Luthier Trevor Gore, who is also an engineer, says X bracing on a dreadnought style guitar tends to create a scooped effect: a strong bass and treble response, but with a surpressed mid-range.
“For something like bluegrass, it’s actually great because it allows room for voices, other instruments, in that scoop,” he recently told the Luthier on Luthier podcast. “It’s also great for guitars used for strumming. If you have a full mid-range on a strumming-type guitar, you tend to get a very muddy and muddled sort of sound because there’s just too much going on.”
Guitarists need to still be aware that every guitar is unique and the impact of one component on sound – such as the bracing pattern – can be offset by another.
Capturing the soundboard’s vibration on camera
The exact way each guitar body vibrates in response to a plucked string helps determines the instrument’s sound quality. Internal bracing is a key factor, alongside the properties of the wood, the size of the soundboard, and its thickness.
This body vibration, and how it differs between guitars, has been captured on camera using holographic interferometry by Dr Richardson at the Cardiff University’s School of Physics and Astronomy acoustics group.
The way the guitar body moves is complex, but it can broken down into unique resonance frequencies or mode frequencies. These are the particular frequencies that maximize the guitar’s motion.
The images below, from the 2002 paper Input admittance and sound field measurements of ten classical guitars, shows how five common soundboard designs vibrate at their fundamental mode. The vibrational plot points are similar to a map’s contour lines.

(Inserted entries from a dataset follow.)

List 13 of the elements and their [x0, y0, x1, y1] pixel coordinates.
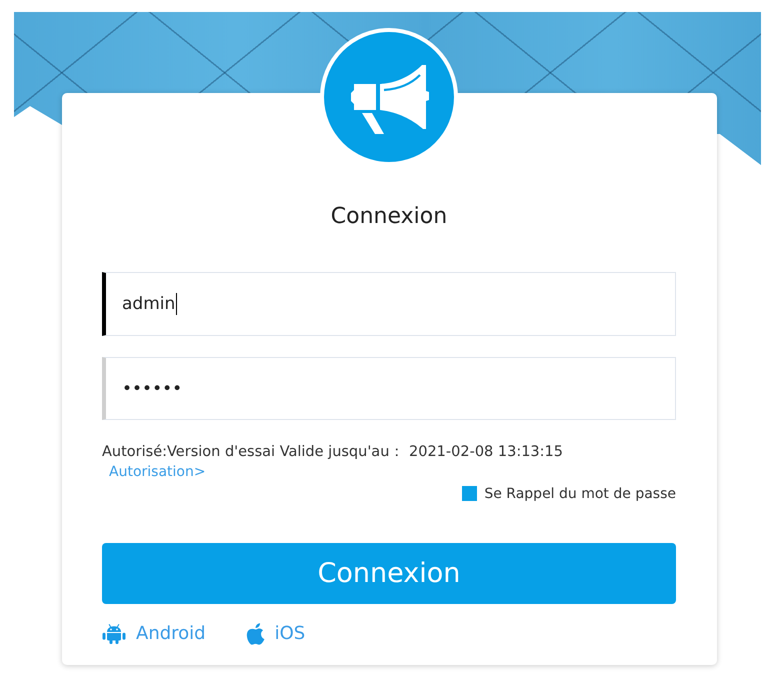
login-title: Connexion	[330, 203, 448, 231]
username-field[interactable]: admin	[102, 272, 676, 336]
text-cursor	[176, 293, 178, 315]
authorization-link[interactable]: Autorisation>	[109, 462, 206, 483]
license-info-text: Autorisé:Version d'essai Valide jusqu'au： 2021-02-08 13:13:15	[102, 443, 564, 462]
remember-checkbox[interactable]	[462, 486, 478, 501]
android-link[interactable]: Android	[102, 624, 206, 644]
login-button[interactable]: Connexion	[102, 543, 676, 604]
apple-icon	[246, 623, 265, 645]
ios-link[interactable]: iOS	[246, 623, 306, 645]
password-field[interactable]: ••••••	[102, 357, 676, 420]
android-icon	[102, 624, 126, 644]
remember-label[interactable]: Se Rappel du mot de passe	[484, 484, 676, 504]
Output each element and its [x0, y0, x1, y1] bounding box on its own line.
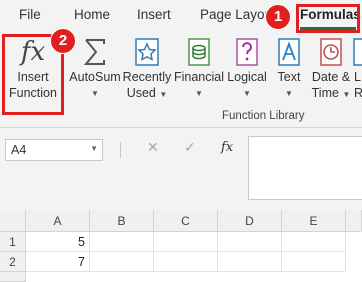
lookup-label-1: L	[354, 70, 361, 84]
autosum-label: AutoSum	[69, 70, 121, 84]
lookup-label-2: R	[354, 86, 362, 100]
select-all-corner[interactable]	[0, 210, 26, 232]
column-header-e[interactable]: E	[282, 210, 346, 232]
cell-b2[interactable]	[90, 252, 154, 272]
column-header-a[interactable]: A	[26, 210, 90, 232]
date-time-label-2: Time ▼	[311, 86, 351, 100]
recently-used-button[interactable]: Recently Used ▼	[122, 32, 172, 112]
tab-page-layout[interactable]: Page Layout	[200, 7, 266, 22]
chevron-down-icon: ▼	[243, 89, 251, 98]
chevron-down-icon: ▼	[91, 89, 99, 98]
chevron-down-icon: ▼	[285, 89, 293, 98]
column-header-f[interactable]	[346, 210, 362, 232]
cell-a2[interactable]: 7	[26, 252, 90, 272]
row-header-3[interactable]	[0, 272, 26, 282]
text-a-icon	[274, 36, 304, 68]
column-header-c[interactable]: C	[154, 210, 218, 232]
cell-d1[interactable]	[218, 232, 282, 252]
text-button[interactable]: Text ▼	[270, 32, 308, 112]
tab-home[interactable]: Home	[74, 7, 110, 22]
function-library-group-label: Function Library	[222, 110, 305, 122]
tab-file[interactable]: File	[19, 7, 41, 22]
cell-e1[interactable]	[282, 232, 346, 252]
text-label: Text	[277, 70, 301, 84]
recently-used-label-1: Recently	[122, 70, 172, 84]
chevron-down-icon[interactable]: ▼	[90, 144, 98, 153]
enter-check-icon[interactable]: ✓	[184, 139, 196, 156]
date-time-label-1: Date &	[311, 70, 351, 84]
row-header-1[interactable]: 1	[0, 232, 26, 252]
formula-bar-divider	[120, 142, 121, 158]
name-box-value: A4	[11, 143, 27, 157]
insert-function-fx-icon[interactable]: fx	[221, 140, 233, 155]
cell-c1[interactable]	[154, 232, 218, 252]
step-badge-2: 2	[50, 28, 76, 54]
lookup-reference-button[interactable]: L R	[352, 32, 362, 112]
cell-c2[interactable]	[154, 252, 218, 272]
recently-used-label-2: Used ▼	[126, 86, 168, 100]
question-icon	[232, 36, 262, 68]
step-badge-1: 1	[265, 4, 291, 30]
autosum-button[interactable]: AutoSum ▼	[68, 32, 122, 112]
chevron-down-icon: ▼	[195, 89, 203, 98]
row-header-2[interactable]: 2	[0, 252, 26, 272]
star-icon	[132, 36, 162, 68]
logical-button[interactable]: Logical ▼	[226, 32, 268, 112]
column-header-d[interactable]: D	[218, 210, 282, 232]
name-box[interactable]: A4 ▼	[5, 139, 103, 161]
formula-input[interactable]	[248, 136, 362, 200]
clock-icon	[316, 36, 346, 68]
financial-button[interactable]: Financial ▼	[172, 32, 226, 112]
formulas-tab-highlight	[296, 4, 360, 33]
formula-bar: A4 ▼ ✕ ✓ fx	[0, 128, 362, 210]
sigma-icon	[80, 36, 110, 68]
worksheet-grid: A B C D E 1 5 2 7	[0, 210, 362, 282]
financial-label: Financial	[173, 70, 225, 84]
date-time-button[interactable]: Date & Time ▼	[310, 32, 352, 112]
cell-a1[interactable]: 5	[26, 232, 90, 252]
tab-insert[interactable]: Insert	[137, 7, 171, 22]
column-header-b[interactable]: B	[90, 210, 154, 232]
cancel-icon[interactable]: ✕	[147, 139, 159, 156]
lookup-icon	[352, 36, 362, 68]
logical-label: Logical	[227, 70, 267, 84]
cell-e2[interactable]	[282, 252, 346, 272]
cell-d2[interactable]	[218, 252, 282, 272]
coins-icon	[184, 36, 214, 68]
cell-b1[interactable]	[90, 232, 154, 252]
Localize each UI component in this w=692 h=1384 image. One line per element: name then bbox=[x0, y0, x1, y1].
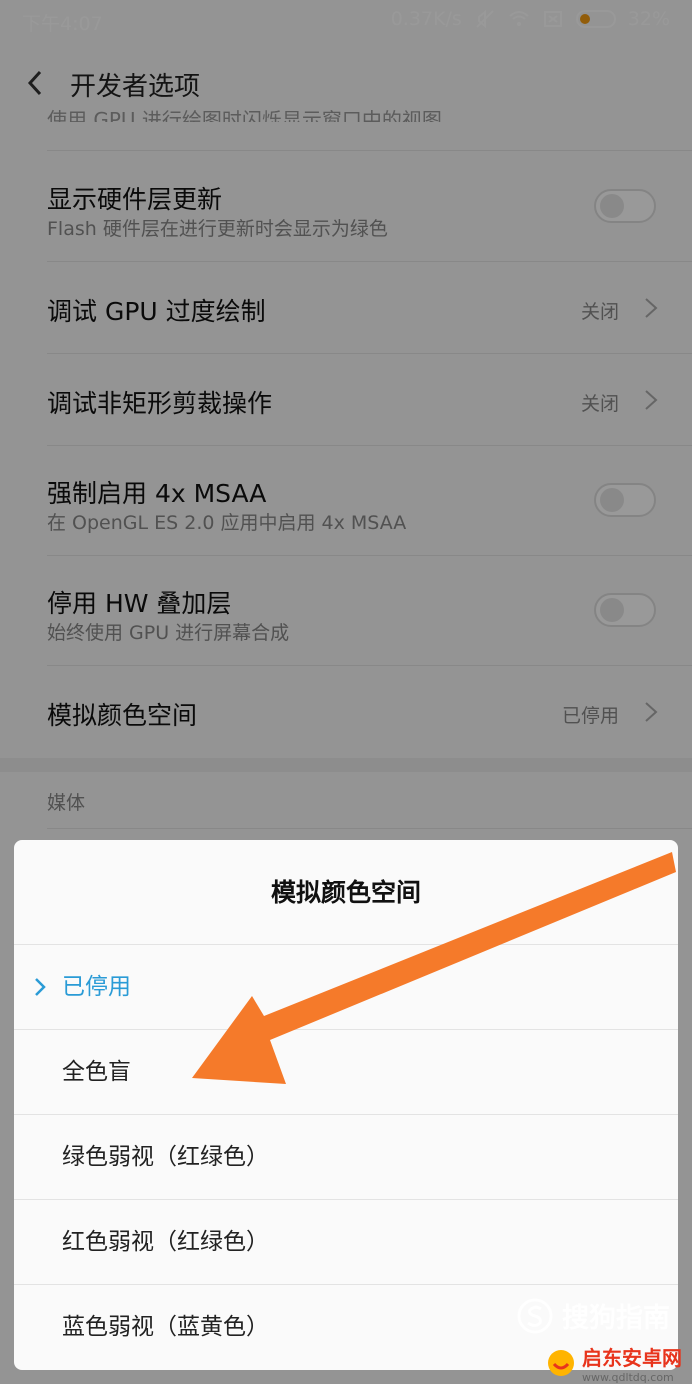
color-space-dialog: 模拟颜色空间 已停用 全色盲 绿色弱视（红绿色） 红色弱视（红绿色） 蓝色弱视（… bbox=[14, 840, 678, 1370]
option-deuteranomaly[interactable]: 绿色弱视（红绿色） bbox=[14, 1114, 678, 1199]
watermark: 搜狗指南 bbox=[516, 1296, 670, 1335]
option-label: 红色弱视（红绿色） bbox=[62, 1229, 269, 1255]
option-label: 绿色弱视（红绿色） bbox=[62, 1144, 269, 1170]
site-watermark: 启东安卓网 www.qdltdq.com bbox=[546, 1342, 682, 1384]
watermark-text: 搜狗指南 bbox=[562, 1303, 670, 1334]
option-disabled[interactable]: 已停用 bbox=[14, 944, 678, 1029]
option-label: 蓝色弱视（蓝黄色） bbox=[62, 1314, 269, 1340]
site-url: www.qdltdq.com bbox=[582, 1371, 674, 1384]
option-label: 全色盲 bbox=[62, 1059, 131, 1085]
sogou-logo-icon bbox=[517, 1298, 553, 1333]
site-logo-icon bbox=[548, 1350, 574, 1376]
chevron-right-icon bbox=[35, 978, 46, 996]
option-label: 已停用 bbox=[62, 974, 131, 1000]
option-protanomaly[interactable]: 红色弱视（红绿色） bbox=[14, 1199, 678, 1284]
option-monochromacy[interactable]: 全色盲 bbox=[14, 1029, 678, 1114]
dialog-title: 模拟颜色空间 bbox=[270, 878, 421, 907]
site-brand: 启东安卓网 bbox=[582, 1346, 682, 1370]
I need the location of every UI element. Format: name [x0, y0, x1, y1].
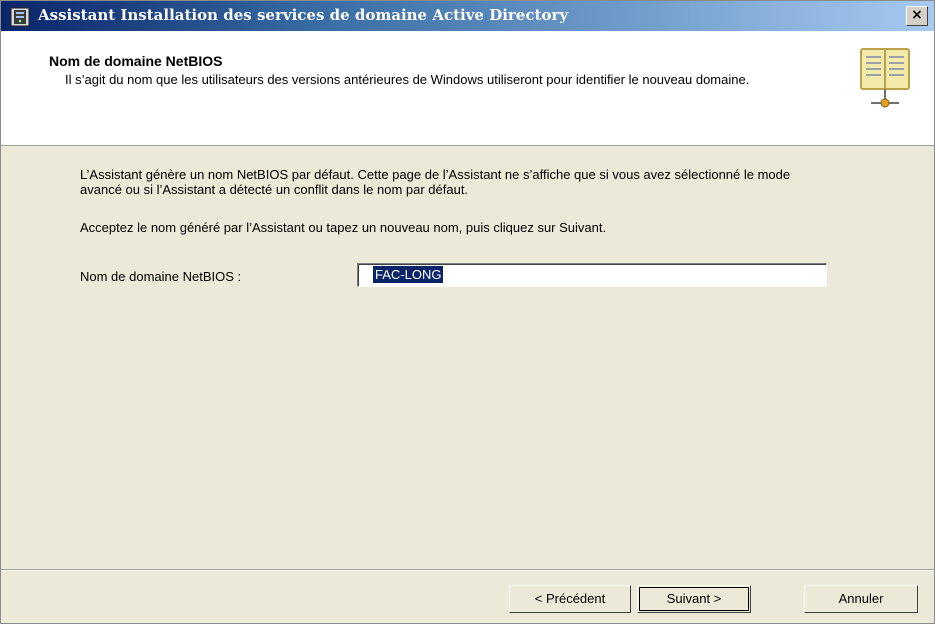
book-directory-icon: [860, 48, 910, 108]
next-button[interactable]: Suivant >: [637, 585, 751, 613]
server-icon: [10, 7, 30, 27]
wizard-window: Assistant Installation des services de d…: [0, 0, 935, 624]
close-button[interactable]: ×: [906, 6, 928, 26]
netbios-name-input[interactable]: FAC-LONG: [357, 263, 827, 287]
footer-divider: [1, 569, 934, 571]
window-title: Assistant Installation des services de d…: [38, 6, 569, 24]
intro-paragraph: L’Assistant génère un nom NetBIOS par dé…: [80, 167, 791, 197]
page-title: Nom de domaine NetBIOS: [49, 53, 223, 69]
cancel-button[interactable]: Annuler: [804, 585, 918, 613]
title-bar[interactable]: Assistant Installation des services de d…: [1, 1, 934, 31]
wizard-header: Nom de domaine NetBIOS Il s’agit du nom …: [1, 31, 934, 146]
page-description: Il s’agit du nom que les utilisateurs de…: [65, 72, 750, 87]
netbios-name-value: FAC-LONG: [373, 266, 444, 283]
instruction-paragraph: Acceptez le nom généré par l’Assistant o…: [80, 220, 607, 235]
netbios-name-label: Nom de domaine NetBIOS :: [80, 269, 242, 284]
close-icon: ×: [911, 7, 923, 23]
previous-button[interactable]: < Précédent: [509, 585, 631, 613]
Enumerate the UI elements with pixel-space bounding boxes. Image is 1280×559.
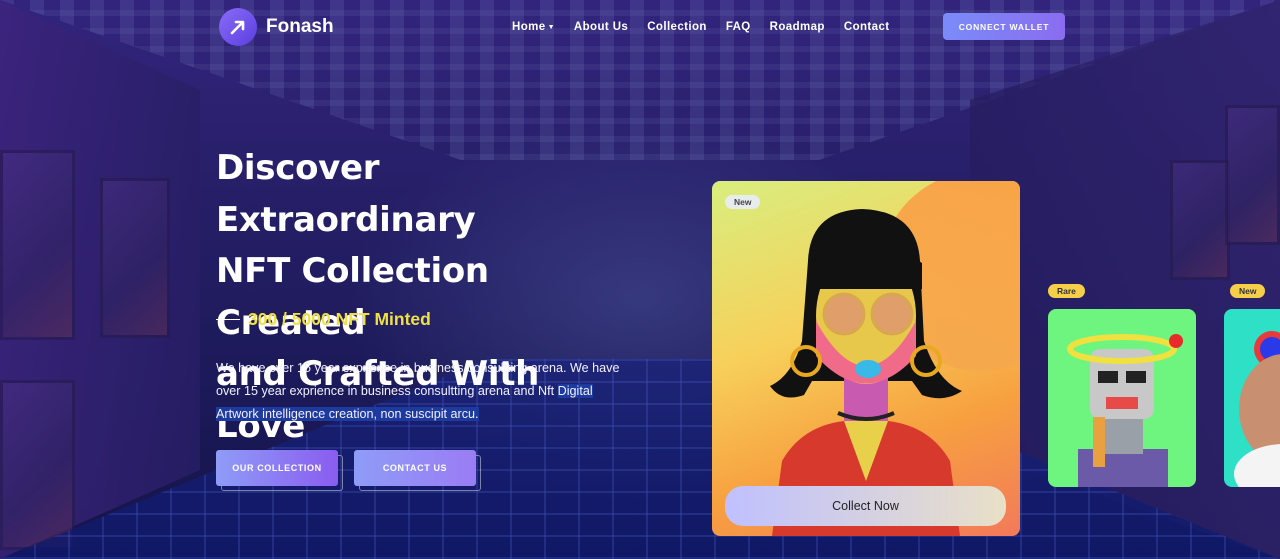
brand-name: Fonash	[266, 16, 334, 37]
site-header: Fonash Home ▼ About Us Collection FAQ Ro…	[0, 0, 1280, 56]
nav-item-about-us[interactable]: About Us	[574, 21, 628, 33]
nft-artwork-ape	[1234, 331, 1280, 487]
caret-down-icon: ▼	[547, 23, 555, 31]
nav-item-collection[interactable]: Collection	[647, 21, 707, 33]
nft-artwork-robot	[1067, 334, 1183, 487]
nav-item-contact[interactable]: Contact	[844, 21, 890, 33]
new-badge: New	[1230, 284, 1266, 298]
nft-card-rare[interactable]	[1048, 309, 1196, 487]
new-badge: New	[725, 195, 761, 209]
nav-item-home[interactable]: Home ▼	[512, 21, 555, 33]
contact-us-button[interactable]: CONTACT US	[354, 450, 476, 486]
minted-dash	[216, 318, 240, 321]
main-nav: Home ▼ About Us Collection FAQ Roadmap C…	[512, 21, 889, 33]
nft-card-featured[interactable]: New Collect Now	[712, 181, 1020, 536]
minted-text: 300 / 5000 NFT Minted	[248, 309, 431, 329]
hero-description: We have over 15 year exprience in busine…	[216, 357, 624, 426]
brand-logo[interactable]: Fonash	[219, 8, 334, 46]
nav-item-faq[interactable]: FAQ	[726, 21, 751, 33]
collect-now-button[interactable]: Collect Now	[725, 486, 1006, 526]
our-collection-button[interactable]: OUR COLLECTION	[216, 450, 338, 486]
nav-item-label: Home	[512, 21, 546, 33]
connect-wallet-button[interactable]: CONNECT WALLET	[943, 13, 1065, 40]
arrow-up-right-icon	[219, 8, 257, 46]
nft-card-third[interactable]	[1224, 309, 1280, 487]
hero-title-line: Discover Extraordinary	[216, 148, 476, 240]
rare-badge: Rare	[1048, 284, 1085, 298]
minted-counter: 300 / 5000 NFT Minted	[216, 309, 431, 330]
nft-artwork-woman	[770, 209, 962, 536]
nav-item-roadmap[interactable]: Roadmap	[770, 21, 825, 33]
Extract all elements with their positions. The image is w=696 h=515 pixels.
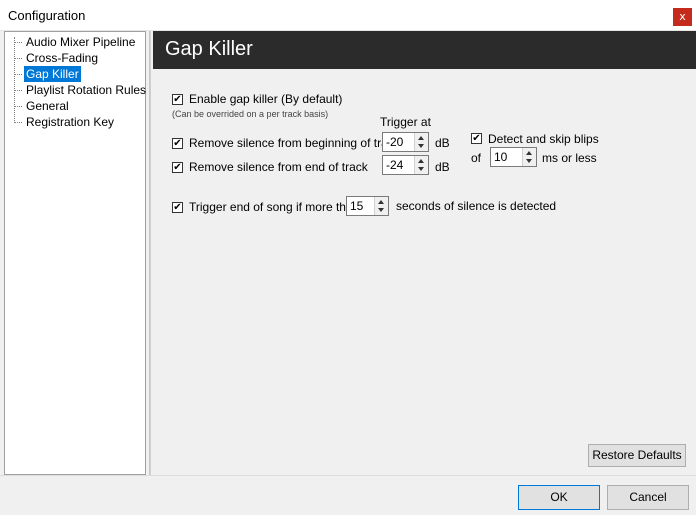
blips-of-label: of — [471, 151, 482, 165]
remove-silence-end-label: Remove silence from end of track — [189, 160, 368, 174]
check-icon: ✔ — [173, 138, 182, 149]
ok-button[interactable]: OK — [518, 485, 600, 510]
trigger-end-suffix: seconds of silence is detected — [396, 199, 557, 213]
check-icon: ✔ — [472, 133, 481, 144]
trigger-end-label: Trigger end of song if more than — [189, 200, 360, 214]
tree-item-label: Registration Key — [26, 115, 115, 129]
spin-up-icon[interactable] — [418, 136, 424, 140]
blips-unit: ms or less — [542, 151, 597, 165]
navigation-tree: Audio Mixer Pipeline Cross-Fading Gap Ki… — [4, 31, 146, 475]
cancel-button[interactable]: Cancel — [607, 485, 689, 510]
remove-silence-begin-checkbox[interactable]: ✔ — [172, 138, 183, 149]
spin-down-icon[interactable] — [378, 208, 384, 212]
detect-blips-checkbox[interactable]: ✔ — [471, 133, 482, 144]
remove-silence-begin-label: Remove silence from beginning of track — [189, 136, 400, 150]
spin-down-icon[interactable] — [418, 144, 424, 148]
begin-unit: dB — [435, 136, 450, 150]
check-icon: ✔ — [173, 162, 182, 173]
detect-blips-label: Detect and skip blips — [488, 132, 599, 146]
close-button[interactable]: x — [673, 8, 692, 26]
override-note: (Can be overrided on a per track basis) — [172, 109, 329, 119]
panel-header: Gap Killer — [153, 31, 696, 69]
end-unit: dB — [435, 160, 450, 174]
remove-silence-end-checkbox[interactable]: ✔ — [172, 162, 183, 173]
enable-gap-killer-label: Enable gap killer (By default) — [189, 92, 343, 106]
begin-threshold-spinner[interactable]: -20 — [382, 132, 429, 152]
tree-connector — [14, 37, 15, 121]
restore-defaults-button[interactable]: Restore Defaults — [588, 444, 686, 467]
tree-item-label: Cross-Fading — [26, 51, 99, 65]
blips-duration-value: 10 — [494, 150, 508, 164]
page-title: Gap Killer — [165, 38, 253, 60]
title-bar: Configuration x — [0, 0, 696, 31]
tree-item-label: General — [26, 99, 69, 113]
spin-down-icon[interactable] — [526, 159, 532, 163]
trigger-end-checkbox[interactable]: ✔ — [172, 202, 183, 213]
dialog-footer: OK Cancel — [0, 475, 696, 515]
trigger-end-spinner[interactable]: 15 — [346, 196, 389, 216]
tree-item-label: Gap Killer — [24, 66, 81, 82]
enable-gap-killer-checkbox[interactable]: ✔ — [172, 94, 183, 105]
window-title: Configuration — [8, 8, 86, 23]
spin-up-icon[interactable] — [526, 151, 532, 155]
spin-up-icon[interactable] — [378, 200, 384, 204]
tree-item-label: Playlist Rotation Rules — [26, 83, 147, 97]
trigger-end-value: 15 — [350, 199, 364, 213]
spin-down-icon[interactable] — [418, 167, 424, 171]
tree-item-label: Audio Mixer Pipeline — [26, 35, 136, 49]
trigger-at-label: Trigger at — [380, 115, 431, 129]
begin-threshold-value: -20 — [386, 135, 404, 149]
settings-panel: Gap Killer ✔ Enable gap killer (By defau… — [150, 31, 696, 475]
end-threshold-value: -24 — [386, 158, 404, 172]
check-icon: ✔ — [173, 202, 182, 213]
end-threshold-spinner[interactable]: -24 — [382, 155, 429, 175]
spin-up-icon[interactable] — [418, 159, 424, 163]
check-icon: ✔ — [173, 94, 182, 105]
blips-duration-spinner[interactable]: 10 — [490, 147, 537, 167]
close-icon: x — [679, 10, 686, 23]
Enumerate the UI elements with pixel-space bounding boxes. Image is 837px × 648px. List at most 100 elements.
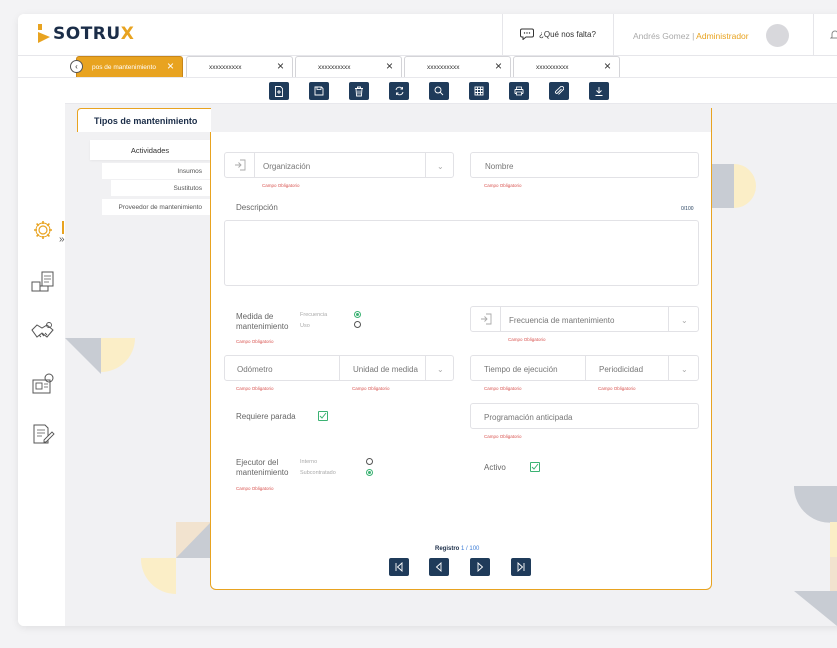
search-button[interactable] bbox=[429, 82, 449, 100]
tab-label: pos de mantenimiento bbox=[92, 63, 156, 71]
uso-option-label: Uso bbox=[300, 323, 310, 329]
toolbar bbox=[65, 78, 837, 104]
error-message: Campo Obligatorio bbox=[262, 183, 300, 188]
tab-item[interactable]: xxxxxxxxxx × bbox=[186, 56, 293, 77]
new-button[interactable] bbox=[269, 82, 289, 100]
last-record-button[interactable] bbox=[511, 558, 531, 576]
error-message: Campo Obligatorio bbox=[236, 339, 274, 344]
user-role: Administrador bbox=[696, 31, 749, 41]
sync-button[interactable] bbox=[389, 82, 409, 100]
close-icon[interactable]: × bbox=[277, 60, 284, 72]
gear-icon[interactable] bbox=[30, 218, 56, 242]
programacion-input[interactable]: Programación anticipada bbox=[470, 403, 699, 429]
inventory-icon[interactable] bbox=[30, 270, 56, 294]
last-page-icon bbox=[517, 562, 525, 572]
chevron-left-icon: ‹ bbox=[75, 61, 78, 71]
first-page-icon bbox=[395, 562, 403, 572]
login-icon bbox=[225, 153, 255, 177]
expand-sidebar-icon[interactable]: » bbox=[59, 234, 65, 245]
back-button[interactable]: ‹ bbox=[70, 60, 83, 73]
header-separator bbox=[613, 14, 614, 56]
odometro-unidad-group: Odómetro Unidad de medida ⌄ bbox=[224, 355, 454, 381]
requiere-parada-checkbox[interactable] bbox=[318, 411, 328, 421]
bell-icon[interactable] bbox=[830, 29, 837, 41]
subnav-actividades[interactable]: Actividades bbox=[90, 140, 210, 160]
programacion-label: Programación anticipada bbox=[484, 413, 573, 422]
tab-item[interactable]: xxxxxxxxxx × bbox=[404, 56, 511, 77]
avatar[interactable] bbox=[766, 24, 789, 47]
tab-item[interactable]: xxxxxxxxxx × bbox=[513, 56, 620, 77]
field-divider bbox=[585, 356, 586, 380]
periodicidad-select[interactable]: Periodicidad bbox=[599, 365, 643, 374]
grid-button[interactable] bbox=[469, 82, 489, 100]
subnav-sustitutos[interactable]: Sustitutos bbox=[111, 180, 210, 196]
odometro-label[interactable]: Odómetro bbox=[237, 365, 273, 374]
logo-text: SOTRUX bbox=[53, 24, 135, 44]
decor-shape bbox=[65, 338, 135, 374]
medida-label: Medida de mantenimiento bbox=[236, 312, 289, 331]
search-icon bbox=[434, 86, 444, 96]
close-icon[interactable]: × bbox=[167, 60, 174, 72]
tab-label: xxxxxxxxxx bbox=[536, 63, 569, 71]
error-message: Campo Obligatorio bbox=[484, 183, 522, 188]
activo-checkbox[interactable] bbox=[530, 462, 540, 472]
subnav-insumos[interactable]: Insumos bbox=[102, 163, 210, 179]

Soundboard II is a standard Torres design; III is a Lattice design; V a Ramirez design; VI a Radial design; and VII an Extended Torres design. These are subtle but important differences that affect the sound in complex ways, which can be seen in the images.
One of the most interesting findings of this research was that each guitar had its own character but were all quality instruments that produced a quality tone – it just depends on what the guitarist prefers.
“There’s no one formula which makes a ‘good guitar’,” Dr Richardson says. “It’s like good wine – there are lots of equally-good wines which all taste different. And then there’s also bad wine.”
No one strutting pattern can guarantee a particular type of response – it comes down to the overall correct balance between stiffness and mass distribution of the soundboard itself (which the strutting helps shape).
Guitars are complex instruments and internal bracing is just one factor that affects the tone and overall quality. But it’s always worth considering what’s inside a guitar to reveal some basic elements that the outside can never reveal.